3. Stir in the milk and pumpkin puree after the last egg. Stir in the flour mixture, mixing until just incorporated.
4. Add pumpkin spice batter on top of yellow cake batter in cupcake pans until 3/4 full.
5. Bake in a 350° oven for 20 minutes. Remove and allow to cool in pan 2 minutes then take out of pan to cool completely on wire racks. Frost with swirled cream cheese frosting and top with a candy corn.

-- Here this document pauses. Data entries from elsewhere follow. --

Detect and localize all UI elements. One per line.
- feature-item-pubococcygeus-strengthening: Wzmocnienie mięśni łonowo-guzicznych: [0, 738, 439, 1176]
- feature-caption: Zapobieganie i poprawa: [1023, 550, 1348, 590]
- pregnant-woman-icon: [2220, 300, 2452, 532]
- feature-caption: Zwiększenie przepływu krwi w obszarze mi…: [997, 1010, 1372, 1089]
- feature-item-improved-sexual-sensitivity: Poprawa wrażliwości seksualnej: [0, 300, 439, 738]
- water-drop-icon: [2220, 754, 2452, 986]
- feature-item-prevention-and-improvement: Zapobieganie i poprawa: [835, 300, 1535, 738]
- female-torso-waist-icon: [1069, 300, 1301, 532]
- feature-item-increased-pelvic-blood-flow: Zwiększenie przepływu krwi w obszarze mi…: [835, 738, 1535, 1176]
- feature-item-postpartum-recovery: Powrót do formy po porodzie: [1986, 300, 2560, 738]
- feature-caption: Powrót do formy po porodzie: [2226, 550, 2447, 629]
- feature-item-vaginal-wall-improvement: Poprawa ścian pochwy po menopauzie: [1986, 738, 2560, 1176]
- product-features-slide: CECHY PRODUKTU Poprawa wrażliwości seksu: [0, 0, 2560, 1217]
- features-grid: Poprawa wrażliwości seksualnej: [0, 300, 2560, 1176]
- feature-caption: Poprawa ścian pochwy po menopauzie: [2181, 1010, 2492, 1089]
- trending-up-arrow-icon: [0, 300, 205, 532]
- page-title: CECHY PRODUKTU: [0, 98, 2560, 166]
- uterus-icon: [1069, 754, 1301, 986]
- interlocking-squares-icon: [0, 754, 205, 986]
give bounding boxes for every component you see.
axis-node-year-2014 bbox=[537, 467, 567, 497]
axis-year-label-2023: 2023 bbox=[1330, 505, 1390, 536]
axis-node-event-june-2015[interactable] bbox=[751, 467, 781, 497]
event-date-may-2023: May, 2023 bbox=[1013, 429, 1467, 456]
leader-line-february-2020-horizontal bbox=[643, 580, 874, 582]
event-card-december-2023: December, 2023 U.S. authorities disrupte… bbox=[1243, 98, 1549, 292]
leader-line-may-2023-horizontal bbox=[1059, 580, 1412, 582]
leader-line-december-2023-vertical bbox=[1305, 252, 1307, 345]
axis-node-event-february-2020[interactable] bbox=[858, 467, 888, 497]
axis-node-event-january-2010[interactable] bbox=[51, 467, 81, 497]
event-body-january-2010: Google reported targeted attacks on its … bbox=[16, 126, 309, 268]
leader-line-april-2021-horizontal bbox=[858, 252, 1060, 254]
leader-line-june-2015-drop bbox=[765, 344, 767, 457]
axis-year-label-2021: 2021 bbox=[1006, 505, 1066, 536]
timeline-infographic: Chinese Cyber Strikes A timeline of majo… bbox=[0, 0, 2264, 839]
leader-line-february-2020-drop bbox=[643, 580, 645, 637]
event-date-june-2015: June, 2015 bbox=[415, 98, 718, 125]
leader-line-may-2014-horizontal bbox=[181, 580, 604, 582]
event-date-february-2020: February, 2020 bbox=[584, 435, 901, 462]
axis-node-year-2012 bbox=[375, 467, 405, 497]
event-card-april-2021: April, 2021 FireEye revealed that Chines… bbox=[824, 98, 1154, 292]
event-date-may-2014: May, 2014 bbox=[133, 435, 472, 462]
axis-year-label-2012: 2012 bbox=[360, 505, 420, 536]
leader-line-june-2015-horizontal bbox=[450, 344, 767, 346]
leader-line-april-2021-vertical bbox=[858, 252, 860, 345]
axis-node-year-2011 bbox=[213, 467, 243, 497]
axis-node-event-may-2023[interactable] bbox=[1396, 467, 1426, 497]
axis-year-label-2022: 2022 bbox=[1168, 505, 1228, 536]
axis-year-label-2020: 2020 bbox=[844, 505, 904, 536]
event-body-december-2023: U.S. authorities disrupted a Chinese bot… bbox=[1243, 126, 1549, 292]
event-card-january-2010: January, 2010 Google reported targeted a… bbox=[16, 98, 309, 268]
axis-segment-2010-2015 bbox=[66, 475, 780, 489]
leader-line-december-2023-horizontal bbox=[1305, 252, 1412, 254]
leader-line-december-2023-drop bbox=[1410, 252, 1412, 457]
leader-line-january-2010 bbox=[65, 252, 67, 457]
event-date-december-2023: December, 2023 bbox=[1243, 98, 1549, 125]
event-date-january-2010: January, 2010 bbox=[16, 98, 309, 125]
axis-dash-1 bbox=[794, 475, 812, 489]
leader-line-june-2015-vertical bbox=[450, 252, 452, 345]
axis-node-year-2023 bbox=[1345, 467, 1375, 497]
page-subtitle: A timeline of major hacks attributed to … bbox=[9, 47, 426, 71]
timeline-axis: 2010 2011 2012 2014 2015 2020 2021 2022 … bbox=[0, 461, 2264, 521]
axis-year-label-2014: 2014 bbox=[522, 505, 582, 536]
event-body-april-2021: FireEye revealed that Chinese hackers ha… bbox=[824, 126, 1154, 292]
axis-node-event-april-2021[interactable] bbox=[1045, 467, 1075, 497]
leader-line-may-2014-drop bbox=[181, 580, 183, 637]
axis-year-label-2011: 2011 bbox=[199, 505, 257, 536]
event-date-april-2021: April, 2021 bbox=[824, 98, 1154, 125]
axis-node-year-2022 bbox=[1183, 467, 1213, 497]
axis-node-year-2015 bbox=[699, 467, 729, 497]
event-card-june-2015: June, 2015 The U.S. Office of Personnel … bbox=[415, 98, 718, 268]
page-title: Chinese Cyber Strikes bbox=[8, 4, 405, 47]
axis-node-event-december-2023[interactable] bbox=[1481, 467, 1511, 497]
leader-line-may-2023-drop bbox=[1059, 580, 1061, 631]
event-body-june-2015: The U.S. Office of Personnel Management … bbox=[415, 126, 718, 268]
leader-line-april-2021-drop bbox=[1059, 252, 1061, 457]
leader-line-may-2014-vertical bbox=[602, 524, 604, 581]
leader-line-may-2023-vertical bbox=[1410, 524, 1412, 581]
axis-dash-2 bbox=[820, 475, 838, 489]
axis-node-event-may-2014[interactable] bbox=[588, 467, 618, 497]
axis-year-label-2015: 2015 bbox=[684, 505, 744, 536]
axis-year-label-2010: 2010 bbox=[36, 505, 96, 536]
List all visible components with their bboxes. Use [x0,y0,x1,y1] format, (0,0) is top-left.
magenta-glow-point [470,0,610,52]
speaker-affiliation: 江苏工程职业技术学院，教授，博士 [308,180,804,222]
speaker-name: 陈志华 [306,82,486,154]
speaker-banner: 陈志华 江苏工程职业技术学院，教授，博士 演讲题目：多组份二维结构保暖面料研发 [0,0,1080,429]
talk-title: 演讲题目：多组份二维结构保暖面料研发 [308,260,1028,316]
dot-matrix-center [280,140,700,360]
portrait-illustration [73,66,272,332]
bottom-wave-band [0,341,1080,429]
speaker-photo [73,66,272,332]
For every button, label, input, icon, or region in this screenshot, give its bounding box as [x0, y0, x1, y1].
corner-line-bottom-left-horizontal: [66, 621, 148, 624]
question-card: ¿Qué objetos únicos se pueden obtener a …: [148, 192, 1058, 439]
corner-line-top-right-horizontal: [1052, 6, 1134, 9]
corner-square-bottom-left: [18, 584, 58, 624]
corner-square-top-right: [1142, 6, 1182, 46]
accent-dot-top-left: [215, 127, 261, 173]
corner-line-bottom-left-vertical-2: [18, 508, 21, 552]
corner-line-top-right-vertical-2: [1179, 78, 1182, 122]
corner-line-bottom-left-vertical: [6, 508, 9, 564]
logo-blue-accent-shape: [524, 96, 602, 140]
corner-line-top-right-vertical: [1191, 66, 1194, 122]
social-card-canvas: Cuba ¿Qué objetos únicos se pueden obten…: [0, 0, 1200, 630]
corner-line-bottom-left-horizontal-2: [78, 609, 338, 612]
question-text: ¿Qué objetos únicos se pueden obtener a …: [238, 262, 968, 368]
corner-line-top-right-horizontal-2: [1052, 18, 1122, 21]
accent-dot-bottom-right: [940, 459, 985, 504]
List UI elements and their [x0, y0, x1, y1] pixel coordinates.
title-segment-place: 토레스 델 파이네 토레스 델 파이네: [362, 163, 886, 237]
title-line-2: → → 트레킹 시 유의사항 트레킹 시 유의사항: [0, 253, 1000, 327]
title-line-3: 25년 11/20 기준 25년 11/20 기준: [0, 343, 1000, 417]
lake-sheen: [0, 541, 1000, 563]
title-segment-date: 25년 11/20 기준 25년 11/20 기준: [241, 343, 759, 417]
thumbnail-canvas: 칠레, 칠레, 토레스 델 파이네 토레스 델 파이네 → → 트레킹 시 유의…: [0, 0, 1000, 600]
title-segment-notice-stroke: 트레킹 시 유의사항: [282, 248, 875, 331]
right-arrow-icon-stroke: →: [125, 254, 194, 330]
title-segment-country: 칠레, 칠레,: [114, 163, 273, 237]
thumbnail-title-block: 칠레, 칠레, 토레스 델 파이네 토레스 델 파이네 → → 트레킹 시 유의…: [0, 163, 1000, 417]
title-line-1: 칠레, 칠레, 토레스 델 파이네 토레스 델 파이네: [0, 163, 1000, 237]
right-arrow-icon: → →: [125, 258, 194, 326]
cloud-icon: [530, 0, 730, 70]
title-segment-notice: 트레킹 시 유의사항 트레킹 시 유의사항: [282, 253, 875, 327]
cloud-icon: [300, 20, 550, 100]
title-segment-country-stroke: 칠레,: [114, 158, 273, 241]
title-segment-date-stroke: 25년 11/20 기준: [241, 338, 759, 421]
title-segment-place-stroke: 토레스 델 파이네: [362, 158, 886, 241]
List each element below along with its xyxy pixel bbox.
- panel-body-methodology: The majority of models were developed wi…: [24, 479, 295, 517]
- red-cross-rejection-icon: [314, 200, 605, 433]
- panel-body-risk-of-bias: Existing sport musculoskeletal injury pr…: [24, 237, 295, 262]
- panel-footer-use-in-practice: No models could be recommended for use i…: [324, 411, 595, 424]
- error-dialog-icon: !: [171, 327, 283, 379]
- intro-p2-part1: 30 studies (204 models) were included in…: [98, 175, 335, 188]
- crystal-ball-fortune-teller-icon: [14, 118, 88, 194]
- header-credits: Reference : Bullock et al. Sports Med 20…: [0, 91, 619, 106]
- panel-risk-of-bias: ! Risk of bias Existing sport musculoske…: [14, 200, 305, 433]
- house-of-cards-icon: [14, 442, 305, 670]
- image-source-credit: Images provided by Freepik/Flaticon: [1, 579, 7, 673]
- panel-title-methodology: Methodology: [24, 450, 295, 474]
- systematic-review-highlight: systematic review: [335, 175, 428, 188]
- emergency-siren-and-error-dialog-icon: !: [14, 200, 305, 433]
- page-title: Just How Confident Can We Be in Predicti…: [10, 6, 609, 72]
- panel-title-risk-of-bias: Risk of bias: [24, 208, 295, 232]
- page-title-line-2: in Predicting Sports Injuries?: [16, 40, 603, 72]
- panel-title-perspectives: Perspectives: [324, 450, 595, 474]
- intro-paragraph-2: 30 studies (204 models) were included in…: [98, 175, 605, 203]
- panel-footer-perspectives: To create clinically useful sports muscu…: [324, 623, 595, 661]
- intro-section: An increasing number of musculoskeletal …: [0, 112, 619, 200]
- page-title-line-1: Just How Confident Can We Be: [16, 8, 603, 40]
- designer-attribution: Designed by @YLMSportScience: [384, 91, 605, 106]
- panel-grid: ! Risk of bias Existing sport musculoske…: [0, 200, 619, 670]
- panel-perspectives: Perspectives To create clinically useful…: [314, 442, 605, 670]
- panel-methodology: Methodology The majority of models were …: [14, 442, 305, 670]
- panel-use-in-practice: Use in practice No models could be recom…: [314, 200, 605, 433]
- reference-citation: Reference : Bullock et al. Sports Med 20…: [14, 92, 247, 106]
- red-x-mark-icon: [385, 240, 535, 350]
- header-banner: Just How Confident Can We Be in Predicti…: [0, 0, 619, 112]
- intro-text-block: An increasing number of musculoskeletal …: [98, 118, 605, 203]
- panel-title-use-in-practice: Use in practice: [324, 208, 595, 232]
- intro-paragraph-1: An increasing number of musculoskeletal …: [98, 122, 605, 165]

Here’s what you’ll have prior to frosting them:

Cupcake Layers

Swirled Cream Cheese Frosting

2 (8 ounce) packages cream cheese, softened
1/2 cup butter, softened
3 cups sifted confectioners’ sugar
1 teaspoon vanilla extract

Directions

  1. In a medium bowl, cream together the cream cheese and butter until creamy. Mix in the vanilla, then gradually stir in the confectioners’ sugar.
  2. Remove 1/3 C frosting to smaller bowl. Add orange food coloring to tint slightly orange.
  3. Put a Ziploc bag into a tall glass. Using a butter knife, spread a line of orange frosting vertically up the inside of the bag. Fill the bag with the plain white frosting. Press the air out, seal the bag and snip a corner. Pipe frosting around the cooled cupcakes to frost.